Q – What is a member of the public reports they have had a positive test result and has been in the premises during their infectious period?

A – If a customer reports they have had a positive COVID test result, other customers will not need to be informed so long as the premise is COVID secure. However, anyone within a close contact of that customer will have to self-isolate for 10 days.

Q – Can I undertake training of my staff on site before the 12th April?

A – Any commercial hair salon can train their own staff on their premises before the 12th April but no members of the public are allowed. Commercial training salons can provide accredited training however again not to members of the public. Accredited training providers cannot run an offsite course on a premises that is not an accredited training provider.

Q – Can I undertake patch tests before the 12th April?

A – Patch tests can be sent to customers in the mail or can be collected at the salon, however they cannot be administered on site until the salon is fully opened.

Q – Do I have to keep my doors open?

A – A poorly ventilated occupied space poses an enhanced risk of transmission so it is important that spaces are well ventilated and doors and windows must be kept open. Internal fire doors must be kept closed however it is recommended that windows and the front door is kept ajar.

Q – What are fogging machines?

A – The fogging machine, or fogger as it is sometimes called, is a piece of equipment that uses a fine spray to apply a chemical solution which is increasing becoming popular as a means of sanitising surfaces. If you are going to adopt this process, ensure the chemical used is anti-viral.

Q – Are there any grants available to businesses?

A – Please check your local council’s business support page for details of any grants that are available in relation to each lockdown.

Q – Do I have to wear a visor/goggles if I am a spectacle wearer?
A – There is a higher a risk of transmission from just wearing spectacles so a

visor/goggles and a type II face mask must be worn.

Q – I own a premises but self-employed personnel work from there, am I still liable?

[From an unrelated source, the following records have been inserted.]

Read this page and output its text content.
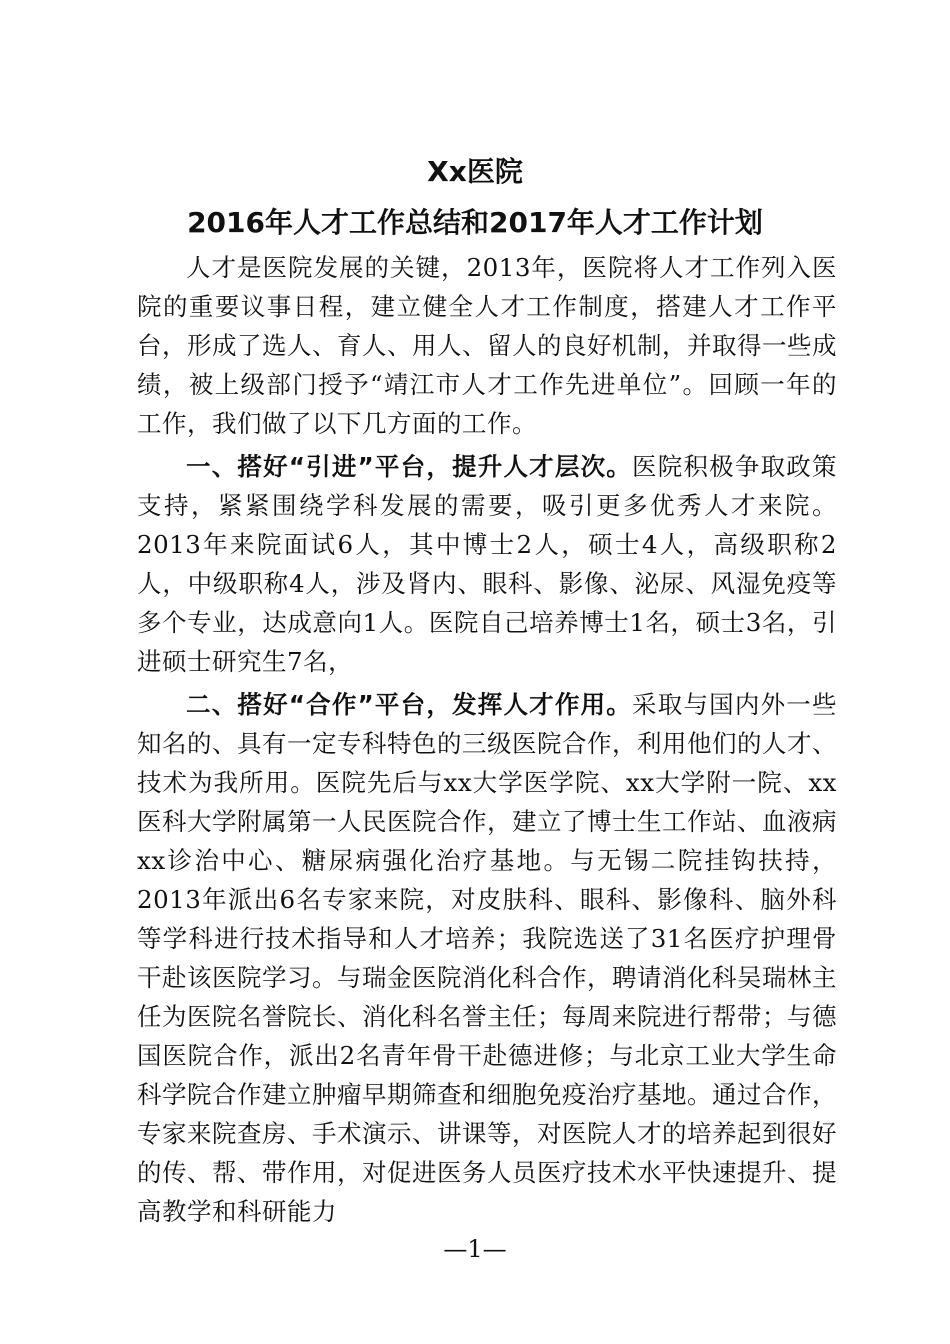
Xx医院
2016年人才工作总结和2017年人才工作计划

人才是医院发展的关键，2013年，医院将人才工作列入医院的重要议事日程，建立健全人才工作制度，搭建人才工作平台，形成了选人、育人、用人、留人的良好机制，并取得一些成绩，被上级部门授予“靖江市人才工作先进单位”。回顾一年的工作，我们做了以下几方面的工作。

一、搭好“引进”平台，提升人才层次。医院积极争取政策支持，紧紧围绕学科发展的需要，吸引更多优秀人才来院。2013年来院面试6人，其中博士2人，硕士4人，高级职称2人，中级职称4人，涉及肾内、眼科、影像、泌尿、风湿免疫等多个专业，达成意向1人。医院自己培养博士1名，硕士3名，引进硕士研究生7名，

二、搭好“合作”平台，发挥人才作用。采取与国内外一些知名的、具有一定专科特色的三级医院合作，利用他们的人才、技术为我所用。医院先后与xx大学医学院、xx大学附一院、xx医科大学附属第一人民医院合作，建立了博士生工作站、血液病xx诊治中心、糖尿病强化治疗基地。与无锡二院挂钩扶持，2013年派出6名专家来院，对皮肤科、眼科、影像科、脑外科等学科进行技术指导和人才培养；我院选送了31名医疗护理骨干赴该医院学习。与瑞金医院消化科合作，聘请消化科吴瑞林主任为医院名誉院长、消化科名誉主任；每周来院进行帮带；与德国医院合作，派出2名青年骨干赴德进修；与北京工业大学生命科学院合作建立肿瘤早期筛查和细胞免疫治疗基地。通过合作，专家来院查房、手术演示、讲课等，对医院人才的培养起到很好的传、帮、带作用，对促进医务人员医疗技术水平快速提升、提高教学和科研能力

—1—
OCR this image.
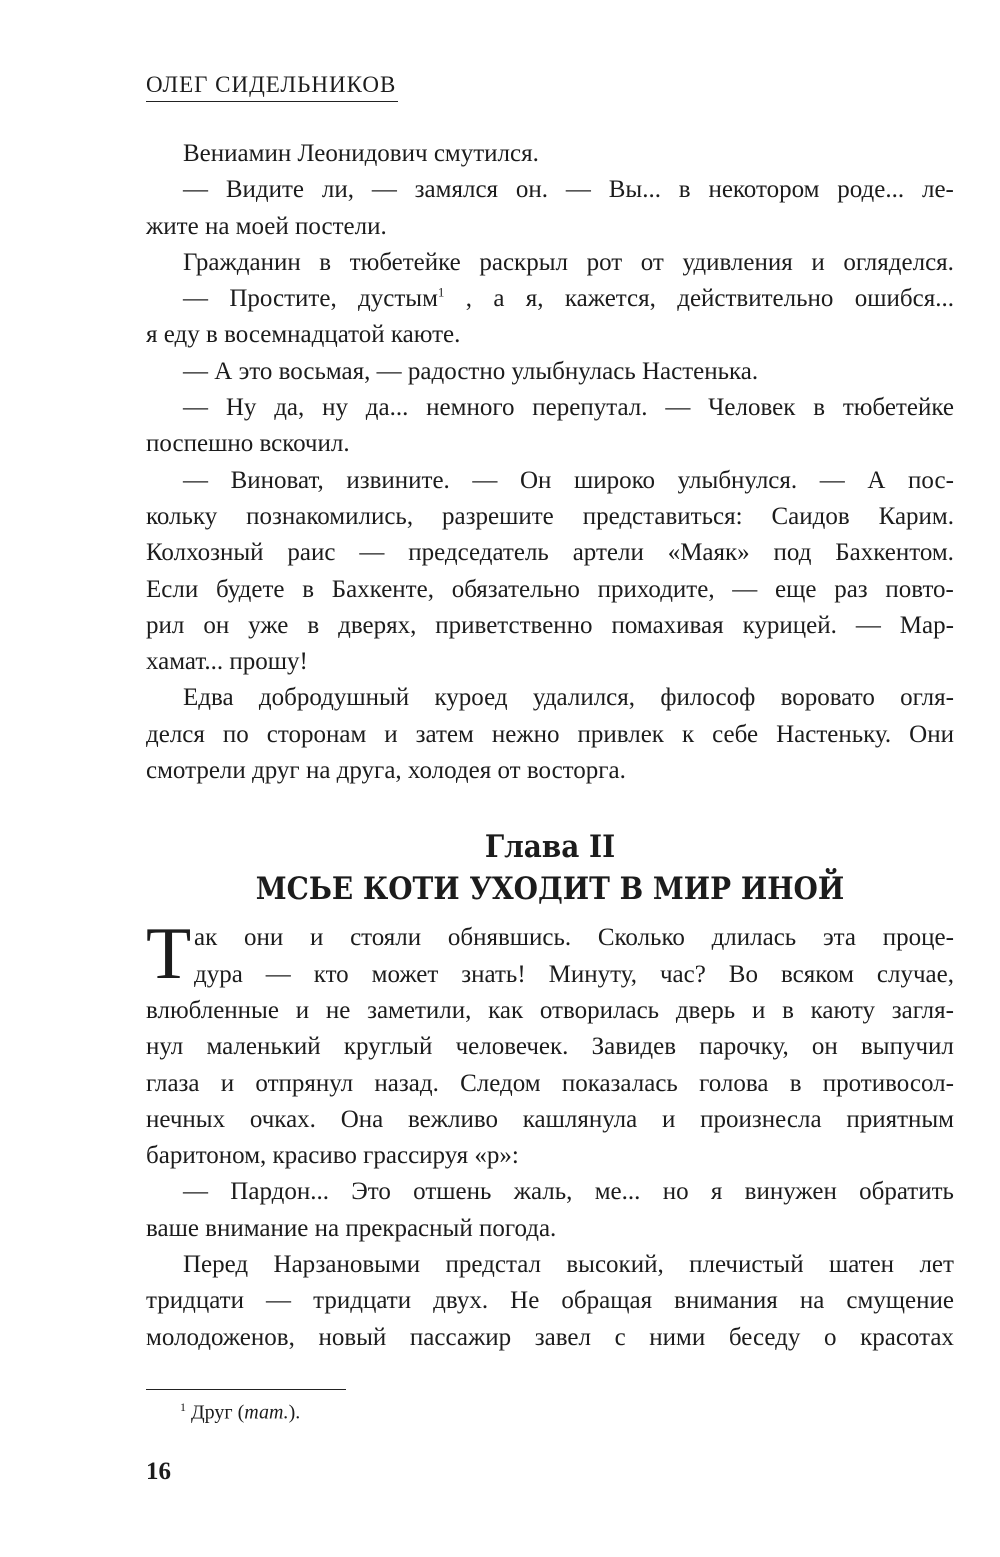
ОЛЕГ СИДЕЛЬНИКОВ
Вениамин Леонидович смутился.
— Видите ли, — замялся он. — Вы... в некотором роде... ле-
жите на моей постели.
Гражданин в тюбетейке раскрыл рот от удивления и огляделся.
— Простите, дустым$^1$ , а я, кажется, действительно ошибся...
я еду в восемнадцатой каюте.
— А это восьмая, — радостно улыбнулась Настенька.
— Ну да, ну да... немного перепутал. — Человек в тюбетейке
поспешно вскочил.
— Виноват, извините. — Он широко улыбнулся. — А пос-
кольку познакомились, разрешите представиться: Саидов Карим.
Колхозный раис — председатель артели «Маяк» под Бахкентом.
Если будете в Бахкенте, обязательно приходите, — еще раз повто-
рил он уже в дверях, приветственно помахивая курицей. — Мар-
хамат... прошу!
Едва добродушный куроед удалился, философ воровато огля-
делся по сторонам и затем нежно привлек к себе Настеньку. Они
смотрели друг на друга, холодея от восторга.
Глава II
МСЬЕ КОТИ УХОДИТ В МИР ИНОЙ
Т ак они и стояли обнявшись. Сколько длилась эта проце-
дура — кто может знать! Минуту, час? Во всяком случае,
влюбленные и не заметили, как отворилась дверь и в каюту загля-
нул маленький круглый человечек. Завидев парочку, он выпучил
глаза и отпрянул назад. Следом показалась голова в противосол-
нечных очках. Она вежливо кашлянула и произнесла приятным
баритоном, красиво грассируя «р»:
— Пардон... Это отшень жаль, ме... но я винужен обратить
ваше внимание на прекрасный погода.
Перед Нарзановыми предстал высокий, плечистый шатен лет
тридцати — тридцати двух. Не обращая внимания на смущение
молодоженов, новый пассажир завел с ними беседу о красотах
$^1$ Друг (тат.).
16
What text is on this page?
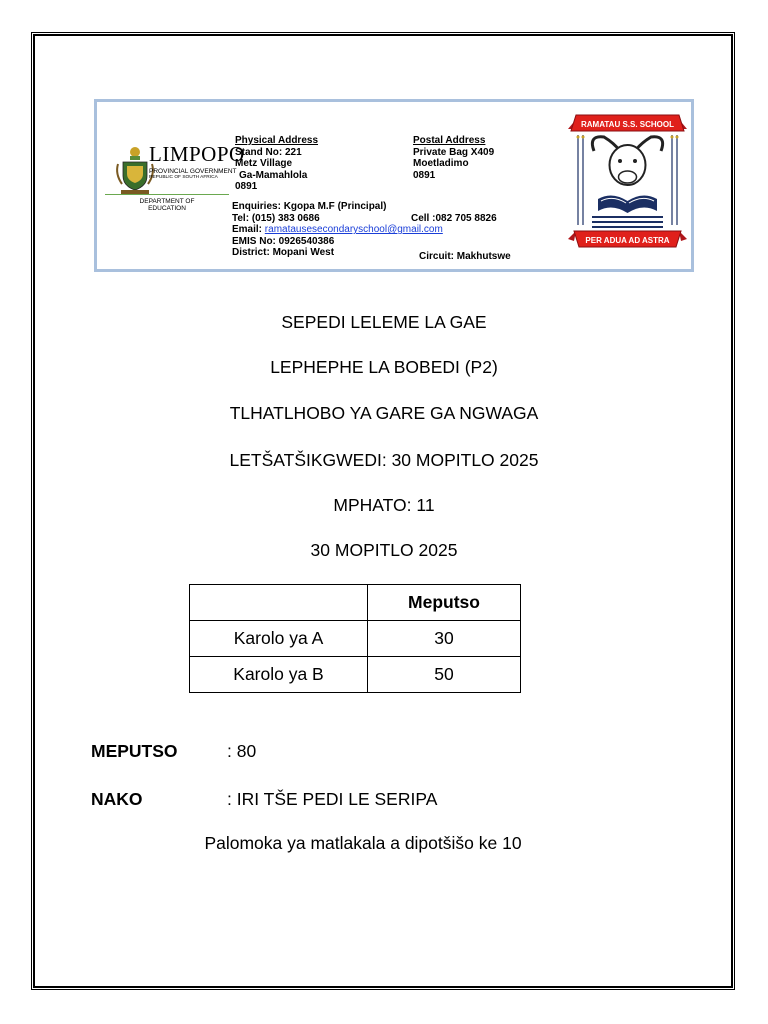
LIMPOPO
PROVINCIAL GOVERNMENT
REPUBLIC OF SOUTH AFRICA
DEPARTMENT OF
EDUCATION
Physical Address
Stand No: 221
Metz Village
Ga-Mamahlola
0891
Postal Address
Private Bag X409
Moetladimo
0891
Enquiries: Kgopa M.F (Principal)
Tel: (015) 383 0686
Email: ramatausesecondaryschool@gmail.com
EMIS No: 0926540386
District: Mopani West
Cell :082 705 8826
Circuit: Makhutswe
RAMATAU S.S. SCHOOL
PER ADUA AD ASTRA
SEPEDI LELEME LA GAE
LEPHEPHE LA BOBEDI (P2)
TLHATLHOBO YA GARE GA NGWAGA
LETŠATŠIKGWEDI: 30 MOPITLO 2025
MPHATO: 11
30 MOPITLO 2025
	Meputso
Karolo ya A	30
Karolo ya B	50
MEPUTSO	: 80
NAKO	: IRI TŠE PEDI LE SERIPA
Palomoka ya matlakala a dipotšišo ke 10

A – This depends entirely on the individual circumstances of each case. If someone is self-employed, they will generally be responsible for their own safety, however a test will need to be applied to determine whether someone is self-employed or an employee and more information on this can be found in the Health and Safety executives website available here:

What the law says – Self-employed workers – HSE

If it is your business premises you should also consider who has overall control of the business activity and who enters the premises. If this is entirely down to the self-employed staff member, then they must take the same precautions and assessment that an employer would do when considering the health and safety of customers and other people within the premises.

If you have overall control and also have a presence on site, then you would also need to consider the Health and Safety of other people, including the self- employed person, working or entering the premises.